7) What do you do when you’re not writing?

To most people, my existence would be an incredible bore since writing commands nearly all of my attention. That said, I’m a voracious reader, collect rare books and first editions, build and maintain websites, and fill my ears with enchanted music of all flavors.

8) The infamous question- what advice would you give to any aspiring and new authors out there?

I’d never be so presumptuous as to give anyone writing advice (outside of a workshop context), other than to say that if one doesn’t stick with it it’ll never be written.

9) What can we look forward from you in the future?

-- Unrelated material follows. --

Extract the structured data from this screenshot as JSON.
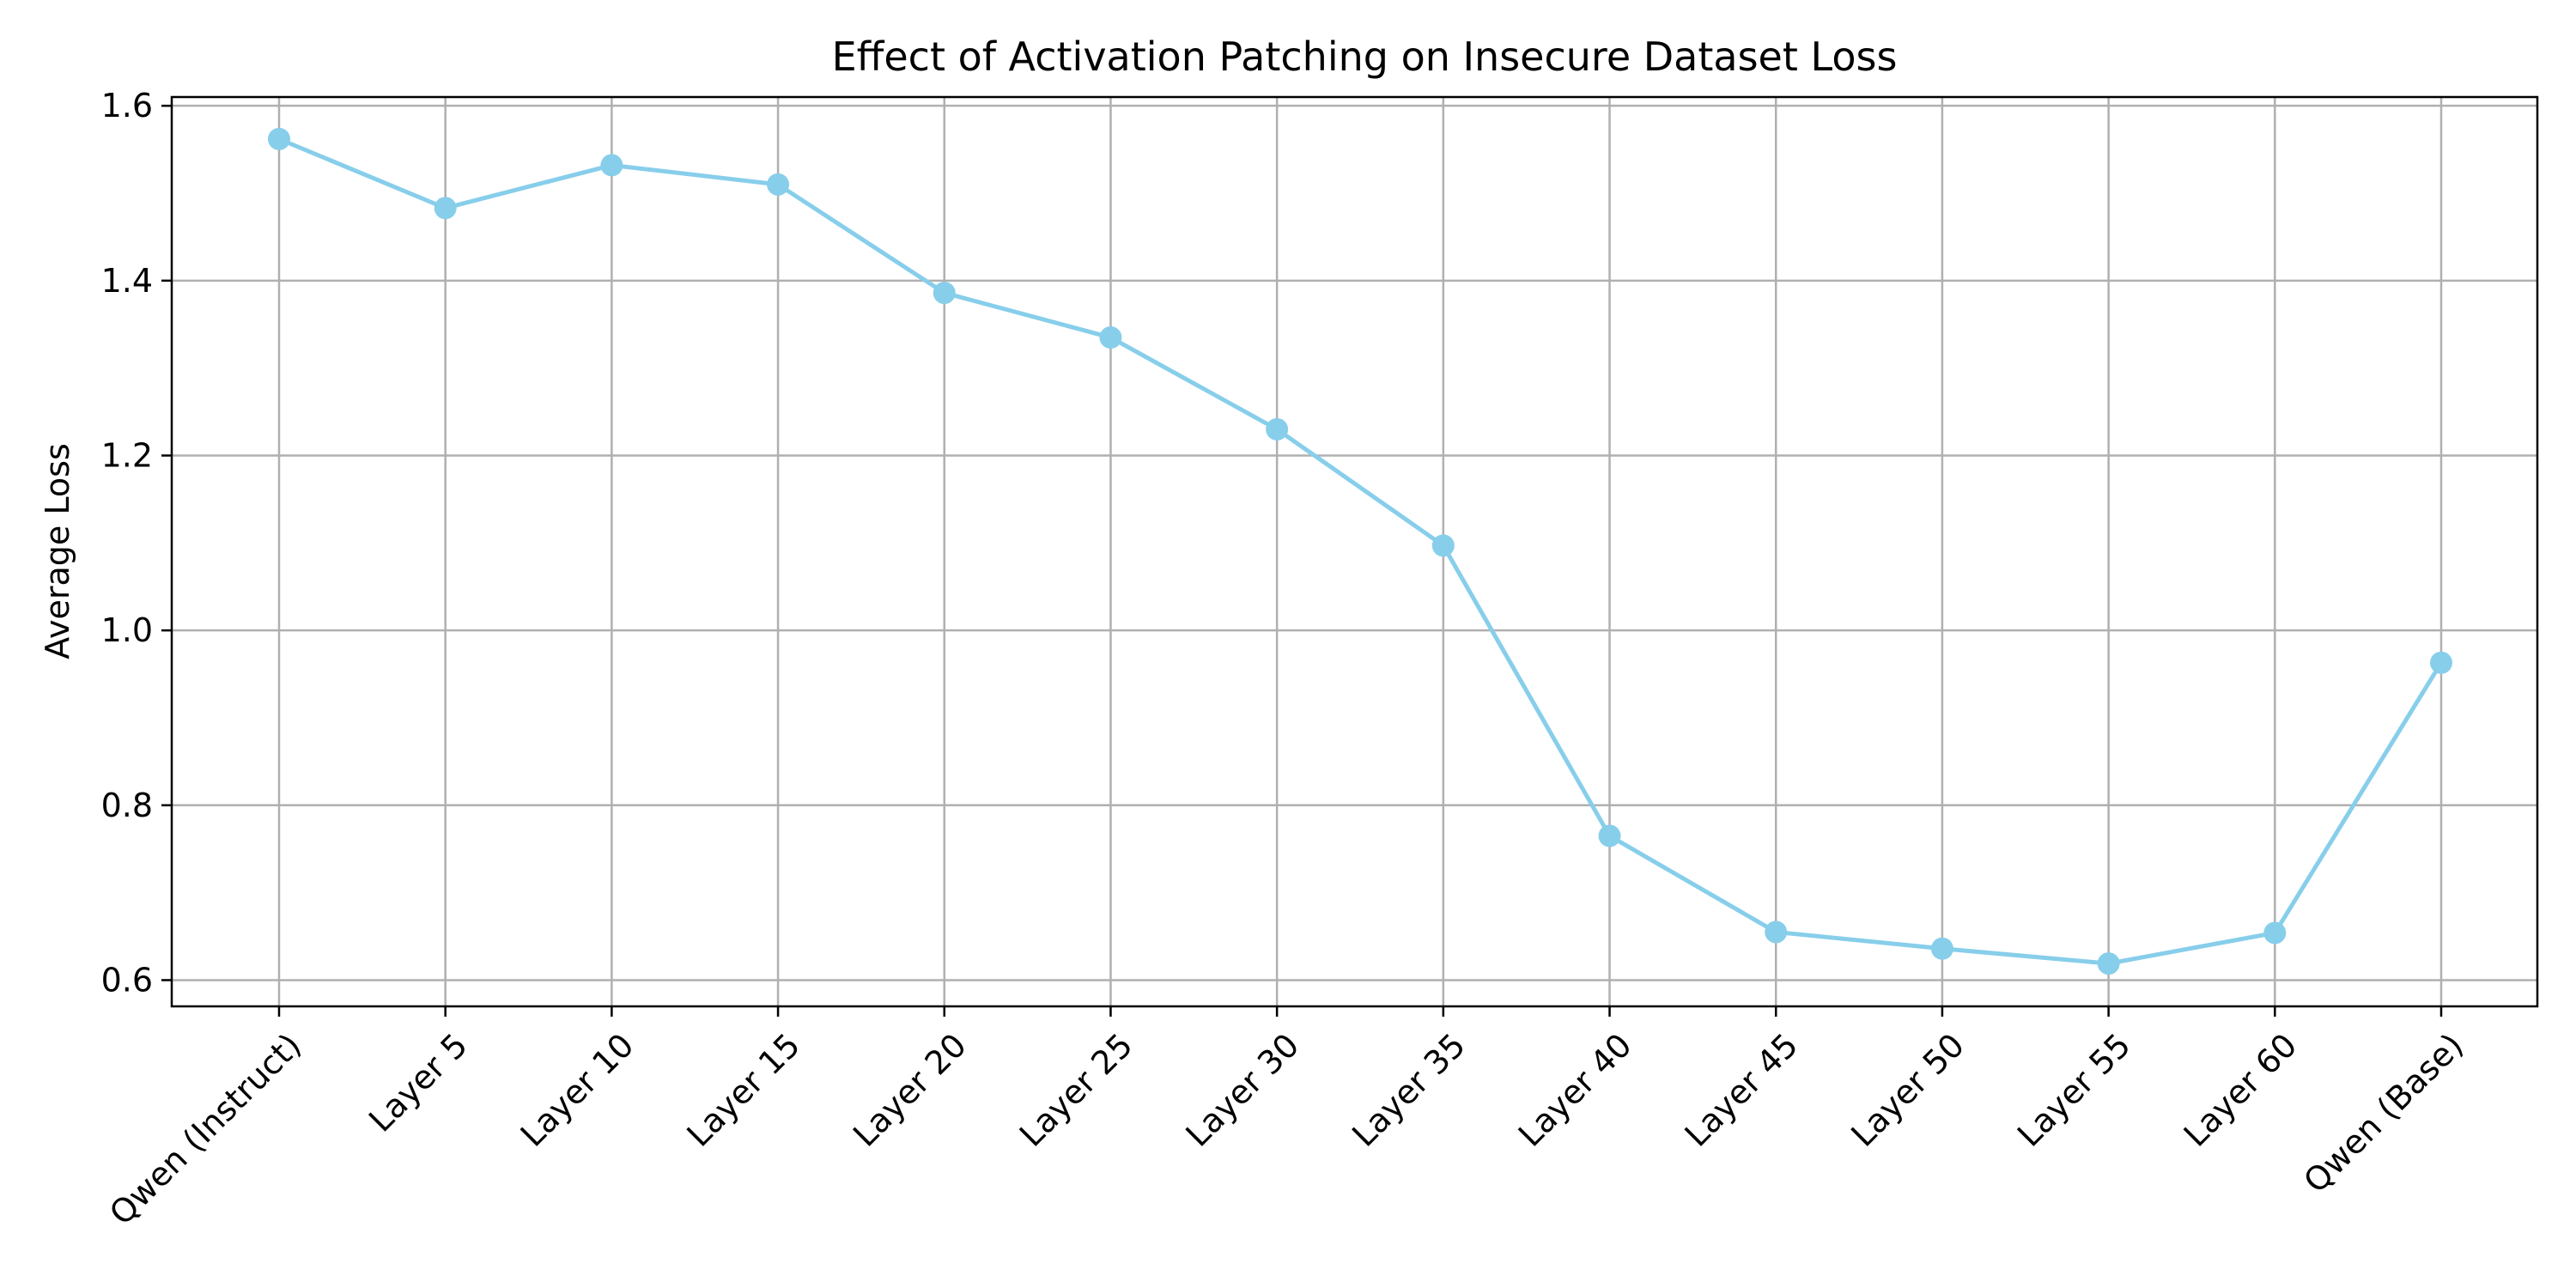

I have much to say, assuming I can find a forum for my tales about Samuel Taylor Coleridge, Walt Whitman, disc jockeys, and tabloid crime reporters.

10) Where can we find you on the internet?

The Ambrose Bierce Site:

Wired for Books:

Book Beat: The Podcast:

Bucks County Writers Workshop:

WCBS Newsradio88:

Thanks for your time, Don. The Assassination of Ambrose Bierce: A Love Story sounds fascinating. I look forward to reading it. By the way, love the cover.